Urban Traffic Big Data Technology and Intelligent Application System

At the two conferences in 2015, the word "big data" was first written into the government work report. In the area of ​​transportation, big data has always been regarded as a technological weapon to ease traffic pressure. The application of big data helps to understand the rules and causes of people's travel in urban traffic congestion problems, realize the harmony of traffic and life, improve the livability of cities, and provide comprehensive decision-making based on data evidence for the precise management of the government. At the same time, the mining and use of big data is also conducive to creating a new model of information consumption and promoting the development of information consumption industries.
With the development of the mobile phone network, global positioning system (GPS)/BeiDou in-vehicle navigation, car networking, and transportation internet of things, information on people, vehicles, and roads of the transportation elements can be collected in real time. Increasingly rich. With the help of the increasingly sophisticated Internet of Things and cloud computing platforms, through the collection, transmission, storage, mining, and analysis of urban traffic big data, it is expected to realize the integration of urban transportation, that is, to realize traffic administrative supervision and transportation enterprises on a platform. Operations, transportation, citizen service integration and optimization.
The research on integration and analysis of urban traffic big data has strategic significance for the development of smart cities in China. Traffic big data has a wide range of characteristics, heterogeneity, large spatial and temporal scales, dynamic changes, high randomness, locality and limited life cycle characteristics, how to effectively integrate traffic big data, meet the timeliness and knowledge traction and other cities The demand for smart transportation is an unprecedented development opportunity and challenge faced by large and medium-sized cities.
This article first briefly introduced the development status and trends of big data, and then focused on analyzing and summarizing some core technologies of urban traffic big data, and proposed an intelligent application system solution for urban traffic big data, and finally listed several typical applications.

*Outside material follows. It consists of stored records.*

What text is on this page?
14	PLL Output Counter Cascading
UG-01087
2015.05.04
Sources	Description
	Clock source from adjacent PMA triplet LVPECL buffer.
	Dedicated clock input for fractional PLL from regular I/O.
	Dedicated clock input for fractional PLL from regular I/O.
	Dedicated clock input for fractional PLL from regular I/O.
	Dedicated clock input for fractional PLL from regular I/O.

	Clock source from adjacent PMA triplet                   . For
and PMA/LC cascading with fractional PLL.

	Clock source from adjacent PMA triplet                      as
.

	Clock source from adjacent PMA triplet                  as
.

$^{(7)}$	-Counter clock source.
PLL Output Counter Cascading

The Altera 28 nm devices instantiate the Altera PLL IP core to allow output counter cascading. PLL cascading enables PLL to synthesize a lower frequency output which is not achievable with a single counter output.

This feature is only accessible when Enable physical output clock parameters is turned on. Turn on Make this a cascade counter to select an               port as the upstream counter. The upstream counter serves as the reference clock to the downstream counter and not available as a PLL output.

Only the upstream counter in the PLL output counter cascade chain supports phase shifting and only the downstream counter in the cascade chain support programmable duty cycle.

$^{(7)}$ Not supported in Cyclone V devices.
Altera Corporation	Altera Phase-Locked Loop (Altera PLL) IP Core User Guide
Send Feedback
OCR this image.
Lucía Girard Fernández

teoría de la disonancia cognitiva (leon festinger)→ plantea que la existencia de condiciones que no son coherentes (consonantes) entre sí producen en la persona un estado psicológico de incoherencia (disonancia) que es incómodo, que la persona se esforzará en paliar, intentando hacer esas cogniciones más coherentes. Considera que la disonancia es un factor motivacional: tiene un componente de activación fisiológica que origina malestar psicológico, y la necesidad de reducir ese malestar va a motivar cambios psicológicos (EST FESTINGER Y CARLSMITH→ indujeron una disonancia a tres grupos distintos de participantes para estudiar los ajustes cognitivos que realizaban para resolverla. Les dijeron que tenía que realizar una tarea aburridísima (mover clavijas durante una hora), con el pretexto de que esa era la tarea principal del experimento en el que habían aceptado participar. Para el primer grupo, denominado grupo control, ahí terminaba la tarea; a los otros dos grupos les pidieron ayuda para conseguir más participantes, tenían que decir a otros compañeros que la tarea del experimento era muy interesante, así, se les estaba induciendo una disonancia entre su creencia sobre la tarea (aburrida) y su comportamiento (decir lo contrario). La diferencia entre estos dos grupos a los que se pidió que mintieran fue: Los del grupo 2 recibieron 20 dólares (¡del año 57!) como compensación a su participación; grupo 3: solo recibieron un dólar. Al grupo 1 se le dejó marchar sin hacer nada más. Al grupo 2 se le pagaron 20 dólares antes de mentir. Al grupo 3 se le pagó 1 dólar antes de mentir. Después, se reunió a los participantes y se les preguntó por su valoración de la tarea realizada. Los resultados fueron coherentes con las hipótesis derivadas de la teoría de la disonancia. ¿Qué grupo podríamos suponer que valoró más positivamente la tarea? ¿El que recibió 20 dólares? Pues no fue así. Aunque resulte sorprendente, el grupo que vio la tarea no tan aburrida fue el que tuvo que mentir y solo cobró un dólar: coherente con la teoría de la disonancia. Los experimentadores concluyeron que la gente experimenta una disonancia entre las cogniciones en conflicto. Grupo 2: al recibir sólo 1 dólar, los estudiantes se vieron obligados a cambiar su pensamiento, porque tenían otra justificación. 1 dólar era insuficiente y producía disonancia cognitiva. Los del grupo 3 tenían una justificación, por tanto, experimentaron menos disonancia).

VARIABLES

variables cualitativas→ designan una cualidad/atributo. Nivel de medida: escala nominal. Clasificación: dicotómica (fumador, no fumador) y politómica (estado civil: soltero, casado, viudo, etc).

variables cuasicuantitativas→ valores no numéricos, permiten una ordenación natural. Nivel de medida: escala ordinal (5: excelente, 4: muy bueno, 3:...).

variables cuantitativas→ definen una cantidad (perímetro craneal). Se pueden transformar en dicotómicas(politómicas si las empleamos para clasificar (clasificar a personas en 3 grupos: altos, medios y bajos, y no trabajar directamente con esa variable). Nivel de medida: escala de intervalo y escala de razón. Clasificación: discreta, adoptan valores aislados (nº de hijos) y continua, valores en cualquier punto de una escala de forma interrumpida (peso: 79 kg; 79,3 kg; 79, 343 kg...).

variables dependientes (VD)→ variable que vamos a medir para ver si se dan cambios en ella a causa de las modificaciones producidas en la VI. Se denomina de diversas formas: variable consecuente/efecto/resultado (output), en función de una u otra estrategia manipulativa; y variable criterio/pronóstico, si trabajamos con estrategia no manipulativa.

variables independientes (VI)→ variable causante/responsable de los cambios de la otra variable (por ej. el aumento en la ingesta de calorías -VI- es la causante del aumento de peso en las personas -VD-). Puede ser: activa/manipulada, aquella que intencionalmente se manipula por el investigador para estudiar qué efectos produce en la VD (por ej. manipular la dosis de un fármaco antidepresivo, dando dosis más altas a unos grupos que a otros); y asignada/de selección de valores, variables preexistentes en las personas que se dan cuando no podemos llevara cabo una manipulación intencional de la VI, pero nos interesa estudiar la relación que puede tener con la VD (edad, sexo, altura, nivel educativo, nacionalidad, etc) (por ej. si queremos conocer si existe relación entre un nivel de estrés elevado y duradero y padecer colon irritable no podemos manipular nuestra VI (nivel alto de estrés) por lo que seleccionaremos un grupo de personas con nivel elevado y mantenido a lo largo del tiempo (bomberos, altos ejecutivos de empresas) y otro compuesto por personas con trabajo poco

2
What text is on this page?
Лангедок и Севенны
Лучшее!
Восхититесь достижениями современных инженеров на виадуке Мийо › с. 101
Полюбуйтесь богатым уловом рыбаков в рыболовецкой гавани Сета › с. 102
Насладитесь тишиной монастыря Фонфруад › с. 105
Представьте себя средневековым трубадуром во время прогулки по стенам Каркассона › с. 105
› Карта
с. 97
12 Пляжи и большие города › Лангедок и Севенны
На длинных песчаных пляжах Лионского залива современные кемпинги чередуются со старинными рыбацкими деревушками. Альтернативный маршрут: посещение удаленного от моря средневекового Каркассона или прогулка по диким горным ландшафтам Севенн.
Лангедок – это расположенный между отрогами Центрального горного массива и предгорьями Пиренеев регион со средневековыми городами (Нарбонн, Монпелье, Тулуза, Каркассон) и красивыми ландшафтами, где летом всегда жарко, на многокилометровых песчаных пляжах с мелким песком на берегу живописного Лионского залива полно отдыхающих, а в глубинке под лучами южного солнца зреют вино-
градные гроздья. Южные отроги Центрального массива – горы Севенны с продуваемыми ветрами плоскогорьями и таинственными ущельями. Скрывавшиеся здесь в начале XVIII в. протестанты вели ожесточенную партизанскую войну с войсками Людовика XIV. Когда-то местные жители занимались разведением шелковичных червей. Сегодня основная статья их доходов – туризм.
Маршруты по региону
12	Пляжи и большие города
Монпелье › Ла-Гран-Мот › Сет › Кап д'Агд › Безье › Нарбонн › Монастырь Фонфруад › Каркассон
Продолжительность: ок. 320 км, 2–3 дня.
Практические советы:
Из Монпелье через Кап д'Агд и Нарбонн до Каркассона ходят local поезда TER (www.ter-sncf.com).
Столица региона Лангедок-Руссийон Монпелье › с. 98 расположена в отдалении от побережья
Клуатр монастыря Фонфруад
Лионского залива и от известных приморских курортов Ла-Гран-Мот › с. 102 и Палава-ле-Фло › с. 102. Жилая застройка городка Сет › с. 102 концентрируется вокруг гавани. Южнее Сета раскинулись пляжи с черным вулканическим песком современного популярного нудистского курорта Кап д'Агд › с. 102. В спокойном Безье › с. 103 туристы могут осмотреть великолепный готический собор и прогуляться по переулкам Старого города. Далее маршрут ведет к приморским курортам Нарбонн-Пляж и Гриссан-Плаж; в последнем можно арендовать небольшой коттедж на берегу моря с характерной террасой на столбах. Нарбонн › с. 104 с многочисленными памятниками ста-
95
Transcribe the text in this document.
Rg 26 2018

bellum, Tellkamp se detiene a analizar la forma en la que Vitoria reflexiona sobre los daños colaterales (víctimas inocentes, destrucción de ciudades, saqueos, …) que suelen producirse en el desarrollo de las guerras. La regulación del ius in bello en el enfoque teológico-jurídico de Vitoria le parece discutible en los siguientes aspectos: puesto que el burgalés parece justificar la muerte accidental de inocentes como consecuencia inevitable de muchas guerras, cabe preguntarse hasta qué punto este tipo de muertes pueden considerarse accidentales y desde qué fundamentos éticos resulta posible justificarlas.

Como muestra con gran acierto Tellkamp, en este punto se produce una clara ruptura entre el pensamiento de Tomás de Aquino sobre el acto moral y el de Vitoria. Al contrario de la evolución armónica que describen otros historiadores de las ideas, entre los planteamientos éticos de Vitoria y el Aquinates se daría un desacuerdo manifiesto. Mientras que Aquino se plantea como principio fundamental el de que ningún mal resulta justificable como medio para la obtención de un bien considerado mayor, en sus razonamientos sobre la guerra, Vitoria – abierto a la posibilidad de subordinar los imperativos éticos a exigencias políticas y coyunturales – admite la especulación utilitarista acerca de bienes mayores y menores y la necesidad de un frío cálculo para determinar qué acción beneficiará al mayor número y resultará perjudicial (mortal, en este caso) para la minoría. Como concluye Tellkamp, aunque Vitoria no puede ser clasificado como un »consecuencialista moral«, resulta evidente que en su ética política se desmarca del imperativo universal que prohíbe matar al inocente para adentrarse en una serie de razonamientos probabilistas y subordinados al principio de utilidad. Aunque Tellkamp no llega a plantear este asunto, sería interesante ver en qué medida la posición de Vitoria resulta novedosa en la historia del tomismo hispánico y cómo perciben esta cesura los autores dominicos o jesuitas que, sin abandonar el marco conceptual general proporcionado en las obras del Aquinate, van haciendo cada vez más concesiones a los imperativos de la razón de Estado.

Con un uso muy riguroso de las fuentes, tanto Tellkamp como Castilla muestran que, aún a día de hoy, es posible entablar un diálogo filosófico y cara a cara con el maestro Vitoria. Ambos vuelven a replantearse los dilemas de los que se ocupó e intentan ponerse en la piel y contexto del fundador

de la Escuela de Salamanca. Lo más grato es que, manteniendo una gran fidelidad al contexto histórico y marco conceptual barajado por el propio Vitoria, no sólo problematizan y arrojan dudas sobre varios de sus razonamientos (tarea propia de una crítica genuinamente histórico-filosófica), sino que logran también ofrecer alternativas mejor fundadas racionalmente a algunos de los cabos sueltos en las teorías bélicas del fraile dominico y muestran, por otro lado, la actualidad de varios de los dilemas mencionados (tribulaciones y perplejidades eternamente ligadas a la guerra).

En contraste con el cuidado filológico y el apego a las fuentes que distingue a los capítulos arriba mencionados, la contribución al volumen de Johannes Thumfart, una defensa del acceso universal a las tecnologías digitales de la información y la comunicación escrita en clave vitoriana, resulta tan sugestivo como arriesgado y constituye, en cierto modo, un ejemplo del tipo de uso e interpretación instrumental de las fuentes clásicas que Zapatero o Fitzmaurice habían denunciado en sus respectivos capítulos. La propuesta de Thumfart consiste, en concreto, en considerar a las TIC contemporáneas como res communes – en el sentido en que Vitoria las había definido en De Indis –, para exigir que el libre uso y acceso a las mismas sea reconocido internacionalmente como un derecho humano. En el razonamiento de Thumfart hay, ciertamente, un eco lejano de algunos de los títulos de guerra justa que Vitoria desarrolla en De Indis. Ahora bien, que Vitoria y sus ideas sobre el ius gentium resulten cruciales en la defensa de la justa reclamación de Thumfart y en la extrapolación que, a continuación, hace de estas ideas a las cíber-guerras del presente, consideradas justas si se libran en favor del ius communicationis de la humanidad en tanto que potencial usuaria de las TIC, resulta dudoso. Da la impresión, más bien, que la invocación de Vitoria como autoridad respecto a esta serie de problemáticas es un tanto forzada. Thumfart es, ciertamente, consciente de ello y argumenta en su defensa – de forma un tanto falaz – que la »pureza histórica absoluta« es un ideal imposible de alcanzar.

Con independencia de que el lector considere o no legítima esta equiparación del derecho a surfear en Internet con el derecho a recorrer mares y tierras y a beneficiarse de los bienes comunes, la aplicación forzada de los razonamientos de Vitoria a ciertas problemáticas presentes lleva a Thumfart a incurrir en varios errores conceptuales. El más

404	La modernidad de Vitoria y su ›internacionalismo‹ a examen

2 Big Data Development and Trends
In recent years, the rapid growth of data has become a serious challenge and a valuable opportunity faced by many industries. The information society is entering the era of big data. Big data refers to the huge amount of data involved so that it can't reach the data collection of perception, retrieval, management, processing and services within a reasonable time through the current mainstream software tools. Since about 2009, "big data" has become a popular vocabulary in the Internet information technology industry.
According to estimates by the Internet Data Center (IDC), data has been growing at an annual rate of 50% (Moore’s Law of Big Data), which means that the amount of data generated by humans in the last two years is equivalent to the amount of data previously generated, and it is estimated that by 2020 In a year, the world will have a total of 3.5 billion GB (35 ZB) of data. The data size of big data processing has risen from terabytes to PB, EB, and even ZB. People are faced with many challenges, such as how to reduce data storage costs, make full use of computing resources, increase system concurrent throughput, and support distributed non-linear iterative algorithm optimization.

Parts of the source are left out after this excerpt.